This guest post from Sadie Isidore takes a very raw & real life look at what it is like living with both bipolar disorder & borderline personality disorder.
Let’s turn it over to Sadie!
Chaotic Emotion & Turmoil: A Look at Bipolar & Borderline Personality Disorder
It is 12pm and I’m staring at a computer screen. I’ve been there since 5pm and my brain has not arrived yet. And by arrive I mean allowed me to study and function productively. Typical moment day. Typical day. Ultra frustrating.
When I was first told that I had bipolar disorder 2, I did not expect that it would show up like this. I expected dancing in the streets, naked, and happy. But bipolar disorder two presents as two poles: hypomania (an elevated, productive mood, with sides of impulsivity and poor decisions) and depressive episodes (drowning in sorrow, shame and more bad decisions). Over time, I have experienced both. The elated feeling that hypomania brings is truly wonderful! But it’s not evenly balanced either, and you are more likely to experience depressive episodes. This is where I spend most of my time.
In this moment, i know that nothing will happen tonight, so I close the computer and I decide to try again tomorrow.
The Next Day
Fury. That’s what the next day brings. A rage so deep. Anger so blinding and powerful. How dare my boyfriend say that to me? Words that I deemed so harsh and unkind (and later could not even remember). In two minutes I am consuming enough ice cream for three people. Then I walk to the beach. Out the door, no words, just rotating thoughts. This isn’t my bipolar disorder acting up though. I’m borderline too. That means that my personality formed with specific harmful traits. (Traits like: a pattern of ongoing instability in moods, behavior, self-image, and functioning.) A personality disorder in the middle of a mood disorder is pure chaos. It is a tornado in the middle of war. Violent, difficult and unpredictable. My mood cycles, and dips, and bends, and screeches to a halt in minutes. I become entrenched by sorrow in an hour. I want to die; I need to die.
My Life & Emotion
The reality of emotion has become a strange factor in my life. Trusting my heart, or how I feel is a dangerous road. A twist between a regular decision and razor blades. I’m not sure how to explain the truth of what I experience. The rawness of my own life scares me. It scares others. I’ve lost friends because I became too much for them to deal with. I needed constant support that they could not give. I have alienated family members, who cannot come to terms with the disorders that now help define me. A mental illness seemed frivolous and exaggerated. It was easier to label me as “crazy” or to say that I needed spiritual counsel. My unpredictable qualities too difficult to describe otherwise.
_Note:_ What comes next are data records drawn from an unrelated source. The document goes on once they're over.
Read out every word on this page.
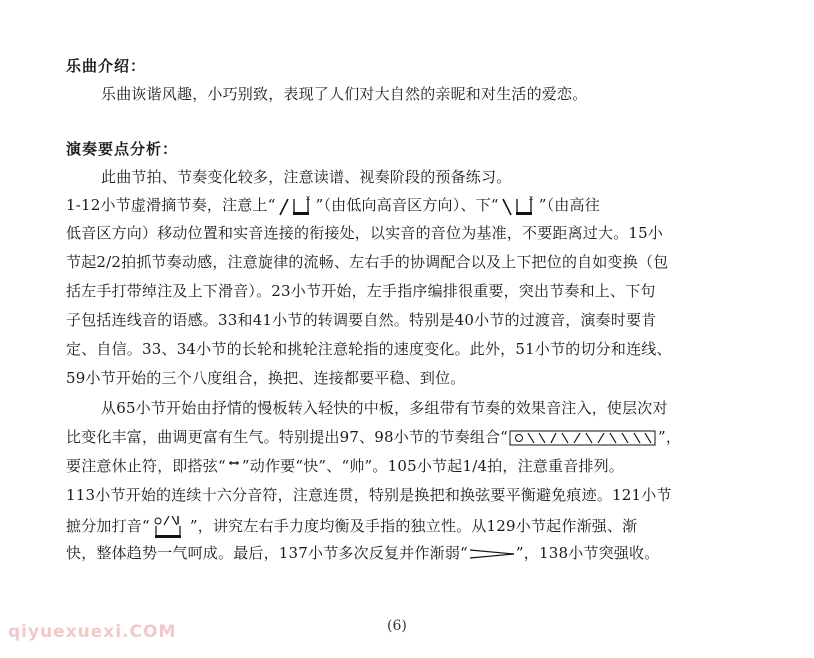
乐曲介绍：
乐曲诙谐风趣，小巧别致，表现了人们对大自然的亲昵和对生活的爱恋。
演奏要点分析：
此曲节拍、节奏变化较多，注意读谱、视奏阶段的预备练习。
1-12小节虚滑摘节奏，注意上“	x ”（由低向高音区方向）、下“	x ”（由高往
低音区方向）移动位置和实音连接的衔接处，以实音的音位为基准，不要距离过大。15小
节起2/2拍抓节奏动感，注意旋律的流畅、左右手的协调配合以及上下把位的自如变换（包
括左手打带绰注及上下滑音）。23小节开始，左手指序编排很重要，突出节奏和上、下句
子包括连线音的语感。33和41小节的转调要自然。特别是40小节的过渡音，演奏时要肯
定、自信。33、34小节的长轮和挑轮注意轮指的速度变化。此外，51小节的切分和连线、
59小节开始的三个八度组合，换把、连接都要平稳、到位。
从65小节开始由抒情的慢板转入轻快的中板，多组带有节奏的效果音注入，使层次对
比变化丰富，曲调更富有生气。特别提出97、98小节的节奏组合“	”，
要注意休止符，即搭弦“ ”动作要“快”、“帅”。105小节起1/4拍，注意重音排列。
113小节开始的连续十六分音符，注意连贯，特别是换把和换弦要平衡避免痕迹。121小节
摭分加打音“	”，讲究左右手力度均衡及手指的独立性。从129小节起作渐强、渐
快，整体趋势一气呵成。最后，137小节多次反复并作渐弱“	”，138小节突强收。
(6)
qiyuexuexi.COM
This difficulty with labeling is why I find it so hard to stomach the flippant use of the words “bipolar” and borderline”. The minimizing of these words into mere adjectives does not convey the immense pain and suffering that I endure. The weather being “bipolar” is not the same as worrying about passing on the genetics that make me bipolar to potential children. Or worse yet having ‘normal’ children and completely ruining their childhood. She’s so “borderline” does not quite capture the struggle that my parents have had, dealing with me switching between loving and hating them.
I wish that I could say that two, five or even ten years later, I’m completely changed, my disorders a distant memory. But that’s not how this works. I still struggle every day to get up, get out of bed and face life like any other person. My borderline personality took almost two decades to form, and it’ll take some time to work against the very nature of who I am, to become an entirely different person. The core part of me constantly fights this, so accustomed to doing things one way no matter how harmful the practices are. My bipolar disorder is another matter entirely. The neurotransmitters in my brain simply do not work as they should, and despite advances in medicine, there is a real chance that I may have to take mood stabilizers for a very long time.
I have hope though. That one day the tornado will subside and the war on my illness will be won. Till then, I prep my gear and go out into the fury, learning to be just a little braver each and every day.
Sadie Isidore is a mental health and lifestyle blogger at The Mental Truth. The Mental Truth is a raw and authentic expression of emotion, and a realistic look at daily living with bipolar disorder and borderline personality disorder. Sadie is in her second year of medical school. When not blogging or at school, she enjoys watching movies with butter popcorn, and good books.